With mobile advertising becoming the norm – and growing at over 150% a year, all seems happy in the world of windswept, personalized, sticky messaging. There is, however, a great deal riding on the success of targeted advertising. Facebook’s IPO valuation relies almost exclusively on their sponsored stories approach to advertising, which means that we are about to put a bet of $100 billion on Facebook getting it right. In the documents that a company has to file before it can go through the IPO process, is one that asks for a list of things that could kill your business. Facebook said the whole thing would die if they didn’t get the advertising and/or its community left.
The risk is big because we are still experimenting and we do not know what human beings will want or put up with. We are fickle. Pundits ponder daily on whether display ads are alive or dead, and the same goes for ‘pay per click’ models.
Take this example.
In the normal course of events, someone whose life is focused on one thing, say horse riding and horse care, discovers that she will need to buy a couple of party dresses for a series of one-off events.
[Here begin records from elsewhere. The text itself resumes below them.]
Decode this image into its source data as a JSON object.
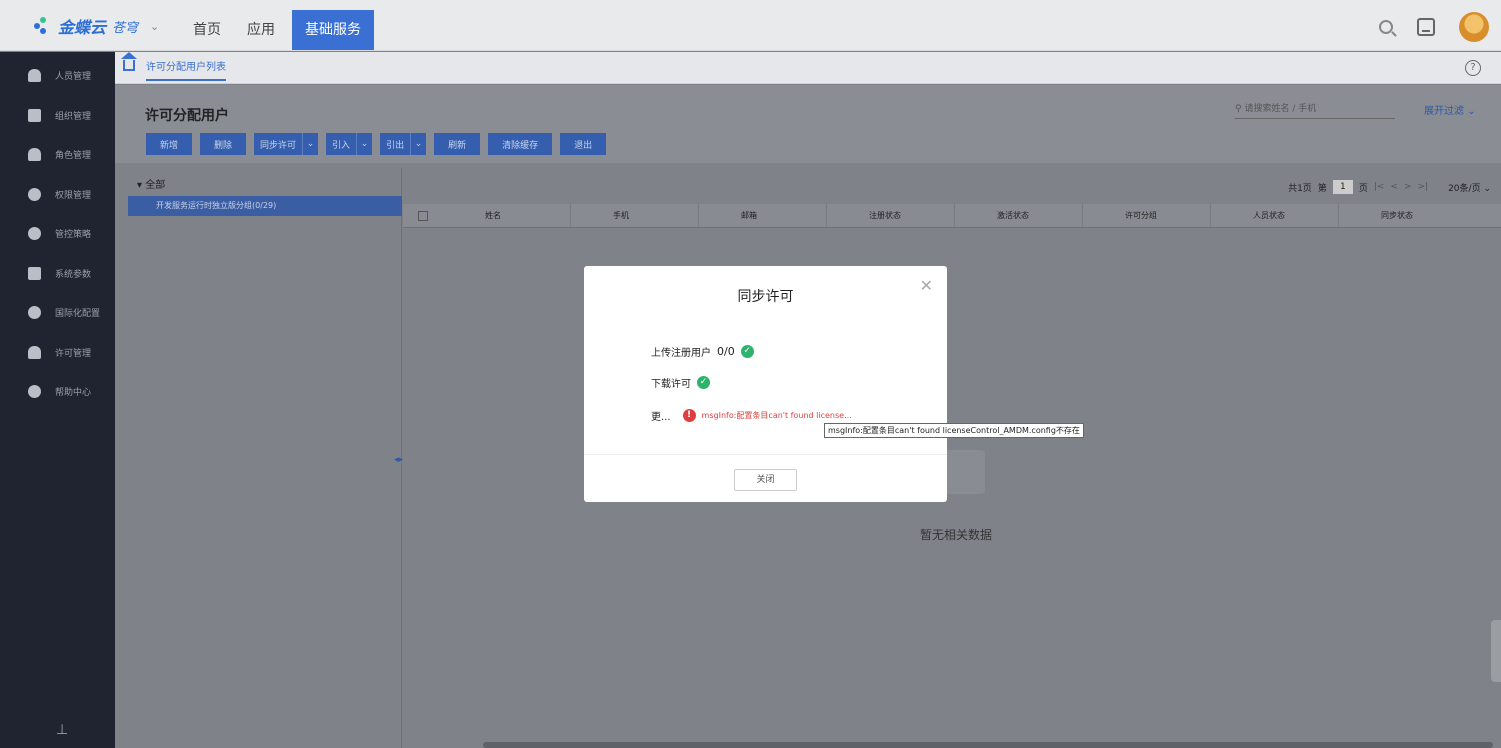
{
  "header": {
    "brand": "金蝶云",
    "brand_sub": "苍穹",
    "nav": [
      "首页",
      "应用",
      "基础服务"
    ]
  },
  "sidebar": {
    "items": [
      {
        "label": "人员管理",
        "icon": "person-icon"
      },
      {
        "label": "组织管理",
        "icon": "org-icon"
      },
      {
        "label": "角色管理",
        "icon": "role-icon"
      },
      {
        "label": "权限管理",
        "icon": "permission-icon"
      },
      {
        "label": "管控策略",
        "icon": "policy-icon"
      },
      {
        "label": "系统参数",
        "icon": "gear-icon"
      },
      {
        "label": "国际化配置",
        "icon": "globe-icon"
      },
      {
        "label": "许可管理",
        "icon": "license-icon"
      },
      {
        "label": "帮助中心",
        "icon": "help-icon"
      }
    ]
  },
  "tab": {
    "label": "许可分配用户列表"
  },
  "page": {
    "title": "许可分配用户",
    "search_placeholder": "请搜索姓名 / 手机",
    "filter_label": "展开过滤",
    "toolbar": {
      "add": "新增",
      "delete": "删除",
      "sync": "同步许可",
      "import": "引入",
      "export": "引出",
      "refresh": "刷新",
      "clear_cache": "清除缓存",
      "exit": "退出"
    }
  },
  "tree": {
    "root": "全部",
    "selected": "开发服务运行时独立版分组(0/29)"
  },
  "grid": {
    "pager": {
      "total": "共1页",
      "prefix": "第",
      "page": "1",
      "suffix": "页",
      "page_size": "20条/页"
    },
    "columns": [
      "姓名",
      "手机",
      "邮箱",
      "注册状态",
      "激活状态",
      "许可分组",
      "人员状态",
      "同步状态"
    ],
    "empty_text": "暂无相关数据"
  },
  "modal": {
    "title": "同步许可",
    "row1_label": "上传注册用户",
    "row1_value": "0/0",
    "row2_label": "下载许可",
    "row3_label": "更...",
    "row3_error": "msgInfo:配置条目can't found license...",
    "close_label": "关闭",
    "tooltip": "msgInfo:配置条目can't found licenseControl_AMDM.config不存在"
  },
  "colors": {
    "accent": "#3a6fd4",
    "success": "#2db36b",
    "error": "#e03e3e",
    "sidebar_bg": "#1f2430"
  }
}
Her on-line research goes from horse feed to long black dresses. Having done the research and gone back to the horse feed research, she is now followed through her regular sites by adverts for dresses. This is not only spooky and irritating it is also completely irrelevant to her.
The problem, of course, is that the engine that picked up the research into dresses, said ‘Ah, a likely customer’ and sold the opportunity. It did not, could not, say ‘Hmm, probably a ‘one-off’, let’s try a dress ad, or shoe ad in a week’s time and if it is ignored, we’ll go back to special offers on horse feed, which she doesn’t even notice we put in front of her any more’.